I seriously doubt that Feynman ever would have said that there are only four or five people in the world who understand Einstein's theory. My understanding is that Einstein's theory is perfectly comprehensible to any intelligent person who wishes to pursue it. Relativity may be an odd truth. But it needn't disturb our innate desire to believe we live in a logical and deterministic universe.
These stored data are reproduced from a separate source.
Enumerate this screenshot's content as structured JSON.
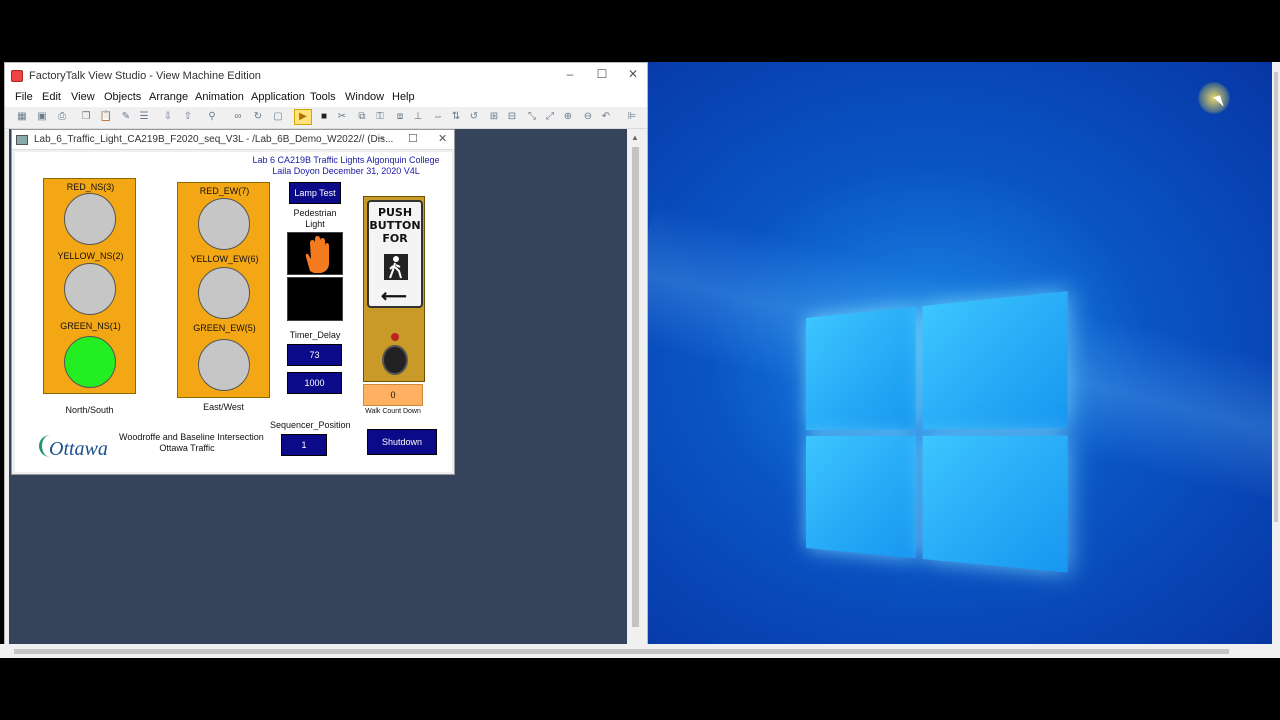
{
  "app": {
    "title": "FactoryTalk View Studio - View Machine Edition",
    "menu": [
      "File",
      "Edit",
      "View",
      "Objects",
      "Arrange",
      "Animation",
      "Application",
      "Tools",
      "Window",
      "Help"
    ],
    "controls": {
      "minimize": "–",
      "maximize": "☐",
      "close": "✕"
    }
  },
  "child": {
    "title": "Lab_6_Traffic_Light_CA219B_F2020_seq_V3L - /Lab_6B_Demo_W2022// (Dis...",
    "controls": {
      "minimize": "–",
      "maximize": "☐",
      "close": "✕"
    }
  },
  "display": {
    "header_line1": "Lab 6 CA219B Traffic Lights Algonquin College",
    "header_line2": "Laila Doyon December 31, 2020 V4L",
    "ns": {
      "red_label": "RED_NS(3)",
      "yellow_label": "YELLOW_NS(2)",
      "green_label": "GREEN_NS(1)",
      "caption": "North/South"
    },
    "ew": {
      "red_label": "RED_EW(7)",
      "yellow_label": "YELLOW_EW(6)",
      "green_label": "GREEN_EW(5)",
      "caption": "East/West"
    },
    "lamp_test": "Lamp Test",
    "pedestrian_label_1": "Pedestrian",
    "pedestrian_label_2": "Light",
    "timer_label": "Timer_Delay",
    "timer_value": "73",
    "timer_preset": "1000",
    "push_sign": {
      "line1": "PUSH",
      "line2": "BUTTON",
      "line3": "FOR"
    },
    "walk_count_value": "0",
    "walk_count_label": "Walk Count Down",
    "sequencer_label": "Sequencer_Position",
    "sequencer_value": "1",
    "intersection_line1": "Woodroffe and Baseline Intersection",
    "intersection_line2": "Ottawa Traffic",
    "ottawa_logo": "Ottawa",
    "shutdown": "Shutdown",
    "colors": {
      "amber": "#f3a714",
      "lamp_off": "#c6c6c6",
      "lamp_green_on": "#22ee22",
      "navy": "#0b0b8a",
      "header_text": "#1a1aa6"
    }
  }
}
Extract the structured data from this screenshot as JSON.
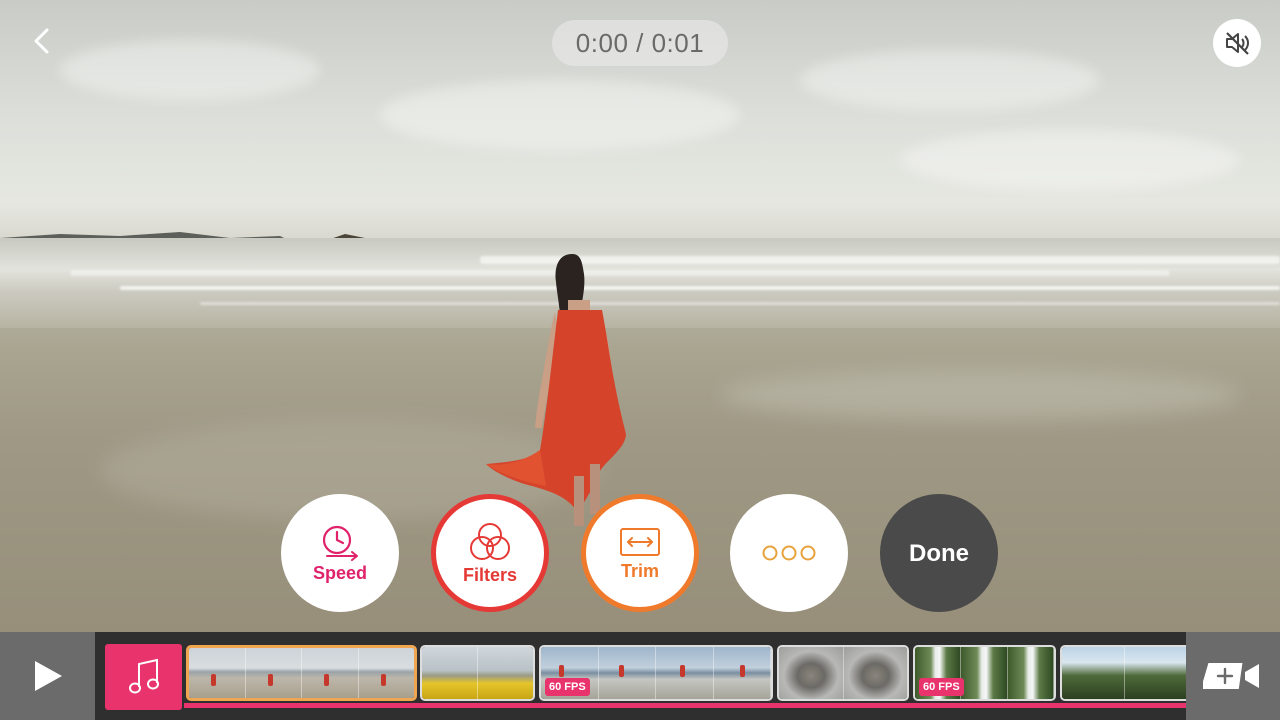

With quantum mechanics it's another matter. The very foundation of science, the belief that there is a cause or set of causes for every effect, is mocked. Feynman once said in a lecture not to try to figure out what quantum mechanics actually means in terms of our ordinary experience because there is just no way to compare. This is why quantum mechanics tends to show up in places it doesn't belong. Adam Frank points out the sorry attempt to unite modern physics with Eastern mysticism. Worse yet he says, quantum mechanics was paraded in that horrible film, `What the Bleep Do We Know'. But it's more than just pseudo-scholarship. I watched a lecture by American philosopher John Searle (on YouTube) where he uses quantum mechanics in an admittedly vague way to fudge an explanation of how we human beings can have free will in a deterministic universe. But I tend to believe that what happens in quantum physics, should stay in quantum physics.

At any rate, Adam Frank has written a marvelous book, offering an alternative to the stoic intolerance of hard science with a deep appreciation for that which is sacred. Along with this book I'd also recommend E. O. Wilson's `Creation: an appeal to save life on Earth', 2006.